I miss her (and my Nana), and the grief is always there. I’ve just learned to live with it. I’ve learned to allow it to be a part of me but not overtake me so that the rest of life is forgotten. I’ve learned to love what I do again and work towards building my career and my dreams again and on my own terms.
I did what I did for my own health…
I realize not everyone gets that opportunity, and if you knew the whole story you would know I didn’t either. I did what I did for my own health and the health of my family, despite having no idea where I would end up.

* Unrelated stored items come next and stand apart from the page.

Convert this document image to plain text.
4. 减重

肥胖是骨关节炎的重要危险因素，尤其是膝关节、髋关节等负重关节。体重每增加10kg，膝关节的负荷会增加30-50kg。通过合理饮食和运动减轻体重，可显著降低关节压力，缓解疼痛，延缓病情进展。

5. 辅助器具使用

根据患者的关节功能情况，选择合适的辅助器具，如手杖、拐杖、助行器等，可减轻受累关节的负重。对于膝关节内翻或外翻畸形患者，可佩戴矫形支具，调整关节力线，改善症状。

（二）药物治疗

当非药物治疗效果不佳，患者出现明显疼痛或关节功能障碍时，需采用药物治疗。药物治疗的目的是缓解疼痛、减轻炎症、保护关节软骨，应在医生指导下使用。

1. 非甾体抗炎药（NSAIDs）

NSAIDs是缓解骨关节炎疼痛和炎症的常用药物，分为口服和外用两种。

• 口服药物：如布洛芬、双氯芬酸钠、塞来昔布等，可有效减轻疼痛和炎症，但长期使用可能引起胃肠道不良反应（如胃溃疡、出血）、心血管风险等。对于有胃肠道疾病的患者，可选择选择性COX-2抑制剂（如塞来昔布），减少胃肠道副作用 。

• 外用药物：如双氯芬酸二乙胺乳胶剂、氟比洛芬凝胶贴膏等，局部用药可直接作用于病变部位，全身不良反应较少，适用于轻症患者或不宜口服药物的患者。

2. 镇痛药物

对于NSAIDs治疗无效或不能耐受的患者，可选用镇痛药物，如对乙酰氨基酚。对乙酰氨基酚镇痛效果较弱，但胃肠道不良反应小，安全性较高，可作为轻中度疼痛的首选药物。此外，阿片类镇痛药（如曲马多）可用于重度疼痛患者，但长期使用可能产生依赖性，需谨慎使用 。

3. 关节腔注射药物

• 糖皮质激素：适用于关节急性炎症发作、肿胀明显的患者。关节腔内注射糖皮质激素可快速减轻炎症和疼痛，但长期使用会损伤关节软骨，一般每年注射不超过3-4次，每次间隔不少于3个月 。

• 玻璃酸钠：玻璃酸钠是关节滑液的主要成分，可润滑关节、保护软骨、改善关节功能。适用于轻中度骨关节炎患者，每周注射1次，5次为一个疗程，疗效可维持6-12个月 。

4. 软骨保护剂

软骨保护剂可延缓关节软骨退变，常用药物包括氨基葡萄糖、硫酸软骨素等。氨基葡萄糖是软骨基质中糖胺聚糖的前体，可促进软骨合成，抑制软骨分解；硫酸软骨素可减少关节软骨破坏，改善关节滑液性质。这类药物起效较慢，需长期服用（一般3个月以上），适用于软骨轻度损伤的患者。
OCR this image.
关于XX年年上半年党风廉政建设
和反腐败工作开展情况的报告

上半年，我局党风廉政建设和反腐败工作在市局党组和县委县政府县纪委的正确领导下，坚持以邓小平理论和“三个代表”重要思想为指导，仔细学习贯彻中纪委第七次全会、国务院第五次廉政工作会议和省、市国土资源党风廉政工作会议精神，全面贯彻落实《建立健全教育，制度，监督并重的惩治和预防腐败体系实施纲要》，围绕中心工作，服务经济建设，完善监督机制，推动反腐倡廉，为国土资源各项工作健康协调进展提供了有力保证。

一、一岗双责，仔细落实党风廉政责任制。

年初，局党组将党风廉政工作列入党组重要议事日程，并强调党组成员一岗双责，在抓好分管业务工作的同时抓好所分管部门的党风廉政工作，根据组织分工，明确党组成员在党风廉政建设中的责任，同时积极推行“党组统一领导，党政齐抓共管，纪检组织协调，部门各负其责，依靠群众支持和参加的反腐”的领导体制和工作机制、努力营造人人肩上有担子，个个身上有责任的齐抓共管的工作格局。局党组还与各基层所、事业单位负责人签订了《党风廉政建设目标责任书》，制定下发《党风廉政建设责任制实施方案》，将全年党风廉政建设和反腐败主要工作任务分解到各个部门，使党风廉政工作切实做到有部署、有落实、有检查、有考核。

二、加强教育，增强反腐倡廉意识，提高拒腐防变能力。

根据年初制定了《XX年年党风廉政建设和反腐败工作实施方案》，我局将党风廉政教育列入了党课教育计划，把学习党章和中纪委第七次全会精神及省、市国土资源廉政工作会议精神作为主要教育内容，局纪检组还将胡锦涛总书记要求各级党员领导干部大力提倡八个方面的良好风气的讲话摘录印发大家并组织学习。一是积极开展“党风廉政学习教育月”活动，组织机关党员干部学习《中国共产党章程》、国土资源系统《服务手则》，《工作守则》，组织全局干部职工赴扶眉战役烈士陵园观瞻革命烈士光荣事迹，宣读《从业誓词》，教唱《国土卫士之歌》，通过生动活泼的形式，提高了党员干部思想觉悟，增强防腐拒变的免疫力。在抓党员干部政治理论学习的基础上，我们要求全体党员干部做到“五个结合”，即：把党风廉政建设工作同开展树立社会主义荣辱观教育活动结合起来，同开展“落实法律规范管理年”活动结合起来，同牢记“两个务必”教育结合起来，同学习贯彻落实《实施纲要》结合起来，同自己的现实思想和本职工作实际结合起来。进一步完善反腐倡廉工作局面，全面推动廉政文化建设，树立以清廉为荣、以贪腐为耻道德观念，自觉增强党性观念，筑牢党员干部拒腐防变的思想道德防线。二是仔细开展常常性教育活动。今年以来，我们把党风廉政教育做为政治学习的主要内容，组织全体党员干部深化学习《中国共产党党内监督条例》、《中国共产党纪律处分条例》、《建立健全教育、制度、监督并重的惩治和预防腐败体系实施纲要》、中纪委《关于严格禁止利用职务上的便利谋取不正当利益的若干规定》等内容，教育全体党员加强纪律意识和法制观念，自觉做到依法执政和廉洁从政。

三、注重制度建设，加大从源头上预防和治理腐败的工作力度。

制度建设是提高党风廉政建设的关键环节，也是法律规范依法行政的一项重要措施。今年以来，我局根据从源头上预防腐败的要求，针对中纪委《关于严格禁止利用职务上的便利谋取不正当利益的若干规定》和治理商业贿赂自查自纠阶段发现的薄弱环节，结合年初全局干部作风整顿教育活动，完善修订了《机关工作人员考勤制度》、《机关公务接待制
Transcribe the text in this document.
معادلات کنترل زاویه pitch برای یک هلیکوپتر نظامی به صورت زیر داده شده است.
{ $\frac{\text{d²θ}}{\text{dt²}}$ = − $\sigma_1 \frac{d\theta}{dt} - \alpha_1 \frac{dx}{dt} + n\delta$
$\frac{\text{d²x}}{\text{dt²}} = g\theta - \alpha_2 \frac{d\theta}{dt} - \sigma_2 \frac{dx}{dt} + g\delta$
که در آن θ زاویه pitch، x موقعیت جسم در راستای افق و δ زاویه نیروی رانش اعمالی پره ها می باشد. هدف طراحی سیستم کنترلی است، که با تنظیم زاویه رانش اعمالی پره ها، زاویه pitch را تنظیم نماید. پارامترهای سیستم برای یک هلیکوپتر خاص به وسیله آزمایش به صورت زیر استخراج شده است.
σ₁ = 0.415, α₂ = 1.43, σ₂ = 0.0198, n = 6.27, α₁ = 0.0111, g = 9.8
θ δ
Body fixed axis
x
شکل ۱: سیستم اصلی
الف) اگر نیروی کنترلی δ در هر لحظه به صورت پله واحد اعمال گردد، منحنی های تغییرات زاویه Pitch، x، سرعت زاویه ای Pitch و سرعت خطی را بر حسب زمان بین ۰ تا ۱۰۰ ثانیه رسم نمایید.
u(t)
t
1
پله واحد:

I also realize I might not be here had my mother not left this world too young and I struggle with that knowledge everyday. But I am here. Maybe you didn’t know, I am not just an author and poet, but I am also a freelancer running a business and I’m going to give it my all, no matter why I made this journey in the first place.
Now I’m gonna go work on one of the many projects I’ve got going and make room for some new ones! Wish me luck.
If you are struggling with grief and cannot see an end in sight know that you are not alone. There are others who have been there too. Please reach out for help whether it be with a friend, your doctor, or a counselor. Sometimes just talking to someone who understands makes a world of difference. And it may not feel like it now, but some day you’ll get through the darkest days and be able to smile again.